Recommended Approaches to Improve the Bug Reporting Process

Effective bug reports incorporate critical information and follow a standardized format to facilitate understanding and resolution. Here’s how to enhance your bug reports:

Standardize Format

If a bug report template is available for your project or within the organization, testers should make sure to follow it. A standardized format ensures consistency and that every bug log contains all the necessary details. This makes it easier for developers to understand the issue, replicate it, and work on a fix. 

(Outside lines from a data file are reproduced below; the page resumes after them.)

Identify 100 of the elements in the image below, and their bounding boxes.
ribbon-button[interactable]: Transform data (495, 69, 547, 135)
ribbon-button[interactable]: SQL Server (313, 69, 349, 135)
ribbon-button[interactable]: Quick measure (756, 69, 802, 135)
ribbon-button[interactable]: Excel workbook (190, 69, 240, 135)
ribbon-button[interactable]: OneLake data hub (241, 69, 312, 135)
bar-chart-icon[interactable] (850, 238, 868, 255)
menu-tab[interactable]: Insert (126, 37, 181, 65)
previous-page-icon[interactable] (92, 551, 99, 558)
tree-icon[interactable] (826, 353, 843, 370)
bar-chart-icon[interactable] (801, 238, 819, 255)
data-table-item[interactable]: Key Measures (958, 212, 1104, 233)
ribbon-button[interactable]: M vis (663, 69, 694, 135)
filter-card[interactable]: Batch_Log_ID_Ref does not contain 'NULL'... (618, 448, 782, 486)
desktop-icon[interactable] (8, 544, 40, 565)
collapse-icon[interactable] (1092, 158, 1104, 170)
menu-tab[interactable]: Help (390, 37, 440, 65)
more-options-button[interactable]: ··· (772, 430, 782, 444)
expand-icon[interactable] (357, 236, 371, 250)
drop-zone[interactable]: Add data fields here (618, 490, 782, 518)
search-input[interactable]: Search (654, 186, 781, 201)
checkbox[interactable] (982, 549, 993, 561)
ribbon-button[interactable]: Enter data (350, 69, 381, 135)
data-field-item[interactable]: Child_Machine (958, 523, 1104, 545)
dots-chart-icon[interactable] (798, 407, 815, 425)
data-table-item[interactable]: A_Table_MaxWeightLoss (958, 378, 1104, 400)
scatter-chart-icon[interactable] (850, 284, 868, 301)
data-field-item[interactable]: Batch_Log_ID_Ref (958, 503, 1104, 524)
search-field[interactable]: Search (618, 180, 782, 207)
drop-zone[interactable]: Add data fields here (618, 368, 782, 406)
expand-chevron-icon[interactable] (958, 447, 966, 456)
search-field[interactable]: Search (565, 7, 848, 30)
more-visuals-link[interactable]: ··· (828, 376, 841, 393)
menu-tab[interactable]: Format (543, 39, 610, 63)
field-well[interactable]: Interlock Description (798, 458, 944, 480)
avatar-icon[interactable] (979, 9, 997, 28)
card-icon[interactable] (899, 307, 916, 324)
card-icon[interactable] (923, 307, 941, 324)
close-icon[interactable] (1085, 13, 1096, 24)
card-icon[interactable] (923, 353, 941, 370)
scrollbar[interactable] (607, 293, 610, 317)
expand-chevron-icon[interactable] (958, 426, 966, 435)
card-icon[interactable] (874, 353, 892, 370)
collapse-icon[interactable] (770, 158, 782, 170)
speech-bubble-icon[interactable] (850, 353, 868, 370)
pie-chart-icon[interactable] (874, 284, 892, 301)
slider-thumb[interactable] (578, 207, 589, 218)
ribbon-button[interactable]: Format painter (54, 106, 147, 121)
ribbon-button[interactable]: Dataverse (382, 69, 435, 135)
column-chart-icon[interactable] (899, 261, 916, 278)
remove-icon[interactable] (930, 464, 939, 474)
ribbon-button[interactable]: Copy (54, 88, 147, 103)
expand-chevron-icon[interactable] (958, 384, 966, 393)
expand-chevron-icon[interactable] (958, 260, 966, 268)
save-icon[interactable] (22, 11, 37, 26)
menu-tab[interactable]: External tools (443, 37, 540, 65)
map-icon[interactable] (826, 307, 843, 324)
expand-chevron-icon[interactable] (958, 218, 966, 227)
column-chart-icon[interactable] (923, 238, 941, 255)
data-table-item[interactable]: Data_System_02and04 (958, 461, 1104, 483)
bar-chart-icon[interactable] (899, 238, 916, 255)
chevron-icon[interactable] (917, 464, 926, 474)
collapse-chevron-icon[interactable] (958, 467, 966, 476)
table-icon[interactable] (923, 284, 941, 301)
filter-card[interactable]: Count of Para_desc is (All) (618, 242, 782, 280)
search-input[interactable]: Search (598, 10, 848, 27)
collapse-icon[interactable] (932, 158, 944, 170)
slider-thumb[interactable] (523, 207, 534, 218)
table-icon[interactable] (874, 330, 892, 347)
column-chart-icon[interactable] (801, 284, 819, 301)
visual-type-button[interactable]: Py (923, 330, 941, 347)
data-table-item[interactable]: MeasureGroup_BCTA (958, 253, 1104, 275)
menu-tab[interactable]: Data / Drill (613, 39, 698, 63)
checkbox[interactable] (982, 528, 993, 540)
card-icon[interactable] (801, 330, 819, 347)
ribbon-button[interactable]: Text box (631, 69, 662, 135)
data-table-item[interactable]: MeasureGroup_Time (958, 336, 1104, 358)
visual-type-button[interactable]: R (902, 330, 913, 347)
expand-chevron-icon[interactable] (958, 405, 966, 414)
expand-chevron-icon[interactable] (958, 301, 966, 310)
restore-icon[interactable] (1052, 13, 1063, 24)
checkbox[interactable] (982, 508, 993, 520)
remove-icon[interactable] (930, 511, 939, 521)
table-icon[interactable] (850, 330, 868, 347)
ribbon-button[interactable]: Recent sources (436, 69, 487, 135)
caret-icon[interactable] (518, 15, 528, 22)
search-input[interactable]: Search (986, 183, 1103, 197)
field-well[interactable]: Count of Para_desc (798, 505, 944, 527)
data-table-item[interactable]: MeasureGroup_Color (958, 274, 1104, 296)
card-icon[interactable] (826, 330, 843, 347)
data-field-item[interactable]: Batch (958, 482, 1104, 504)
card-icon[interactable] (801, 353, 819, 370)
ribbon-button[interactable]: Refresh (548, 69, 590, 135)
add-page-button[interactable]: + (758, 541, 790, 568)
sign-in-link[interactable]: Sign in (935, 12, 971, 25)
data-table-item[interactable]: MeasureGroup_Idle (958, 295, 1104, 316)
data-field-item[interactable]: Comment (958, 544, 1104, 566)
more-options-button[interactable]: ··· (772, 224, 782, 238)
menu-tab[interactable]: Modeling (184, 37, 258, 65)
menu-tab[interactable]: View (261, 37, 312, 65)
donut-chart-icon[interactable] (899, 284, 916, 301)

Enable Testers to Provide Additional Context 

Bug reporting isn’t just about pointing out what’s wrong. More importantly, it’s about helping developers come up with a solution. Any additional context testers can provide prevents unnecessary back and forth:

  • Unusual Circumstances: Any unique conditions under which the bug is observed. This helps determine whether the issue is widespread or specific to certain situations.
  • Relevant Background Information: Any details that might be connected to the problem. Examples are recent system updates or changes to associated features.
  • Frequency of Issue: How often does the issue occur? Does it happen consistently, sporadically, or only under certain conditions?
  • Environment Details: Information regarding the software version, operating system, browser, and device being used. These are crucial for accurately replicating the bug.

Check for Duplicates 

Instruct testers to search existing bug databases for similar or identical issues before bug report submission. This avoids redundancy—developers don’t end up investigating the same problem multiple times, which wastes time and resources. Checking for duplicates also promotes teamwork. Contributors can add to existing reports, combine insights, and collaborate on solutions.

Test and Verify

Once a bug has been identified and reported, the next step is fixing it. After addressing the issue, re-test the system under the same conditions that initially exposed the bug to ensure the issue has been resolved. You’ll also want to make sure the fix doesn’t negatively impact other areas of the system or introduce any new issues.

Finally, testers should be encouraged to contact the team or person responsible for fixing the bug and provide detailed feedback on the resolution’s outcome. This closes the feedback loop and completes the bug-fixing process.

Note how minimal our sample bug report is. We’ve seen all different types, from confusing spreadsheets, long-form bug reports that read like dissertations, to automated ones with a lot of drop-down menus. We’ve found that we prefer our reports to be short and sweet, yet informationally dense. Most engineers spend time within a problem to understand why there’s an issue and what else it impacts. However, it makes our engineers happy and efficient when they have enough information to fix the majority of bugs without having to spend valuable time isolating the incident.

That being said, it’s just as important to educate your testers on what you’re looking for, and how you’d like it to be documented. Your bug testers are your eyes and ears when it comes to weeding out issues, and just like in any good relationship, communication is key. This way, you can hunt bugs in the most efficient way—together.